An implicit repair can occur when the faulty component is replaced or removed if the component has serial number information that the Fault Manager daemon (fmd) can track. On many SPARC based systems, serial number information is included in the FMRIs so that fmd can determine when components have been removed from operation, either through replacement or through other means such as blacklisting. When fmd determines that a component has been removed from operation, the Fault Manager no longer displays that component in fmadm faulty output. The component is maintained in the Fault Manager internal resource cache until the fault event is 30 days old.

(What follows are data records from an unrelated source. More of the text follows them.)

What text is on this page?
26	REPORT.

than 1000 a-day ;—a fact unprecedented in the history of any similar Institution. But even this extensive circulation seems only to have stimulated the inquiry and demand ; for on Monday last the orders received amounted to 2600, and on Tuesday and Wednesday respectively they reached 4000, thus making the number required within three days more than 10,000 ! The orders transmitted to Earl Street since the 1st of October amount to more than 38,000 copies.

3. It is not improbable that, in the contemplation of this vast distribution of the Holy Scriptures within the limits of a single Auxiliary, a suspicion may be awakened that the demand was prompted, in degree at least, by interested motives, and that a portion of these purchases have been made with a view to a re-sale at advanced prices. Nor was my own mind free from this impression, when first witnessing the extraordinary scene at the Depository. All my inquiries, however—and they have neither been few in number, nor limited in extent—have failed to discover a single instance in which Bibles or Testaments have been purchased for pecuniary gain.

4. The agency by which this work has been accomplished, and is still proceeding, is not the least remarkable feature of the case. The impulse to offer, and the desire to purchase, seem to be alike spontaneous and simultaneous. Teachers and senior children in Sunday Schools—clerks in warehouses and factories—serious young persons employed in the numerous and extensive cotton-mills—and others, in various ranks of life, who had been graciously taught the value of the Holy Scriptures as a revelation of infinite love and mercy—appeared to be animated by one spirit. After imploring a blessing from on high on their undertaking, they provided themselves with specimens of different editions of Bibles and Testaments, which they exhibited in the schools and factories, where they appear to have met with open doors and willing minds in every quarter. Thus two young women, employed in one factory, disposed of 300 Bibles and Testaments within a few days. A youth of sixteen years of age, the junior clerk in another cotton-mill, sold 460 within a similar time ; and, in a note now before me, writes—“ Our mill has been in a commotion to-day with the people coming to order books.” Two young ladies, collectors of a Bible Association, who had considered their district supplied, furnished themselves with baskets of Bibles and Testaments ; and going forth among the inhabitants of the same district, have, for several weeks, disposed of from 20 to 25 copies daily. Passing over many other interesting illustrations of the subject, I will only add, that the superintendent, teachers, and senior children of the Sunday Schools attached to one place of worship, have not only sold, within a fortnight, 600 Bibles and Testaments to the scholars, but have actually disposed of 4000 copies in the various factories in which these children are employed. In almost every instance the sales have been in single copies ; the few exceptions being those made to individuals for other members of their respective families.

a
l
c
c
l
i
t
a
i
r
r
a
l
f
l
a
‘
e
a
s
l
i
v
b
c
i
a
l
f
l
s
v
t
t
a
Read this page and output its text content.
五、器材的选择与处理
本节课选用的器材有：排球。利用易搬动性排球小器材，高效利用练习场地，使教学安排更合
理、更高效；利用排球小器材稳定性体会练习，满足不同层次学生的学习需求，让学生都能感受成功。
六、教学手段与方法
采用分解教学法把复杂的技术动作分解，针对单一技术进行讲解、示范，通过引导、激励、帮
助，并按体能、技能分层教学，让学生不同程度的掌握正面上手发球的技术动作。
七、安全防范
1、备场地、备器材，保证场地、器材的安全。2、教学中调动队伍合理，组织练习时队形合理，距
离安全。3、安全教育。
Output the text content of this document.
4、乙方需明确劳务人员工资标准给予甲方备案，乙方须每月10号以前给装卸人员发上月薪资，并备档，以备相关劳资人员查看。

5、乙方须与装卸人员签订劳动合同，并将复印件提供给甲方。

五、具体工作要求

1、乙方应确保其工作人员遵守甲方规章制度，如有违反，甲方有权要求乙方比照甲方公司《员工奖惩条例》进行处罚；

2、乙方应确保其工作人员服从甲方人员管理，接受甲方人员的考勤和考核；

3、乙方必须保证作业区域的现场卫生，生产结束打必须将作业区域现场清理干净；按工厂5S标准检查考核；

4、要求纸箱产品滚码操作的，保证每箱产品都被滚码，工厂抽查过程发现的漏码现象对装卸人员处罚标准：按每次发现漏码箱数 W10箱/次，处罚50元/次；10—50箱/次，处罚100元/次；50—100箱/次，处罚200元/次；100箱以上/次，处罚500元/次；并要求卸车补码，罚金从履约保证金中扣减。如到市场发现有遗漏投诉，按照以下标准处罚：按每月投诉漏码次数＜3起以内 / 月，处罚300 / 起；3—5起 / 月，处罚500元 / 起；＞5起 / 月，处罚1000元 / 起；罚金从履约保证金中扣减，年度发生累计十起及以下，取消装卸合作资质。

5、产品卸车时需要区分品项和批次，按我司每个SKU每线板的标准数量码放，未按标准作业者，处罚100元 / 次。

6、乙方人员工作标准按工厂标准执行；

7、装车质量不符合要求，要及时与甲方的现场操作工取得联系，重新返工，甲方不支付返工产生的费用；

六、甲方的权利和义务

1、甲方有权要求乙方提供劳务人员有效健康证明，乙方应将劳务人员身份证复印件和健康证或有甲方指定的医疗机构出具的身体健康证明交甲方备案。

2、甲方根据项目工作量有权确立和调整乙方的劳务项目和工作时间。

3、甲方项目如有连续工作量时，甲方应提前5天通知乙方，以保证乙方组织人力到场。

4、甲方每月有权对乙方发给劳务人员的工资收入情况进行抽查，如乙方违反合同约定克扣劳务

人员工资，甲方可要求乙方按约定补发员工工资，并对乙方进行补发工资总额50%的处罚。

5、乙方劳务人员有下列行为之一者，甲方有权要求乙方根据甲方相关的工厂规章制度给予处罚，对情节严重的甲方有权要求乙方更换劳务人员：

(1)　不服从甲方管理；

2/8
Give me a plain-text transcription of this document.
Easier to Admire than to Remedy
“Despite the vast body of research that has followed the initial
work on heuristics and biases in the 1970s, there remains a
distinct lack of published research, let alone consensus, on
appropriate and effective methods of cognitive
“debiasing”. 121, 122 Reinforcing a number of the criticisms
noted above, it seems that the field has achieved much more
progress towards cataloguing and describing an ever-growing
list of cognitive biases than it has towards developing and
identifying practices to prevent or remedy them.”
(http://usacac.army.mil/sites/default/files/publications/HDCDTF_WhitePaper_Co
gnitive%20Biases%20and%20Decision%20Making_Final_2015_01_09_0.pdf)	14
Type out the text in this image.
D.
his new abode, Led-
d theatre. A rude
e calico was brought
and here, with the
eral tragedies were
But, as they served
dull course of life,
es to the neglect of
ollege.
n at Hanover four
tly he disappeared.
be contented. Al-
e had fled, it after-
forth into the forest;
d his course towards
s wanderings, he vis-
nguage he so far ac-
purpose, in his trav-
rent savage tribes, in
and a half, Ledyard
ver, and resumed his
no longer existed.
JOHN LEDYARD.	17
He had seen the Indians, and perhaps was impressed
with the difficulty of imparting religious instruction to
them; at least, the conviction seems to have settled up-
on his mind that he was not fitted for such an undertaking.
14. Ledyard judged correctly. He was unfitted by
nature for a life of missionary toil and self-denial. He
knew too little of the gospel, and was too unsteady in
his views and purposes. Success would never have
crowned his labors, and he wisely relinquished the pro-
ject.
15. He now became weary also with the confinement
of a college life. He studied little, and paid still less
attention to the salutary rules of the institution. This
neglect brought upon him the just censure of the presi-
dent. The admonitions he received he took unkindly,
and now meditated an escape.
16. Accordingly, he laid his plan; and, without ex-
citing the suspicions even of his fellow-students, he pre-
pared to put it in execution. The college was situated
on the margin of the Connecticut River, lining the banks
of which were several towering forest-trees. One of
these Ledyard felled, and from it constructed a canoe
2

When fmd detects faulty CPU or memory resources, those resources are placed on a blacklist. A faulty resource that is on the blacklist cannot be reassigned until fmd marks the resource as being repaired.

Explicit repair

Sometimes no FRU serial number information is available even though the FMRI includes a chassis identifier. In this case, fmd cannot detect an FRU replacement, and you must perform an explicit repair by using the fmadm command with the replaced, repaired, or acquit subcommand as shown in the following sections. You should perform explicit repairs only at the direction of a specific documented repair procedure.

These fmadm commands take the following operands:

  • The UUID, also shown as the EVENT-ID in Fault Manager output, identifies the fault event. The UUID can only be used with the fmadm acquit command. You can specify that the entire event can be safely ignored, or you can specify that a particular resource is not a suspect in this event.

  • The FMRI and the label identify the suspect faulted resource. Examples of the FMRI and label of a resource are shown in Example 2–1. Typically, the label is easier to use than the FMRI.

A case is considered repaired when the fault event UUID is acquitted or when all suspect resources have been repaired, replaced, removed, or acquitted. A case that is repaired moves into the FMD_CASE_REPAIRED state, and the Fault Manager generates a list.repaired event.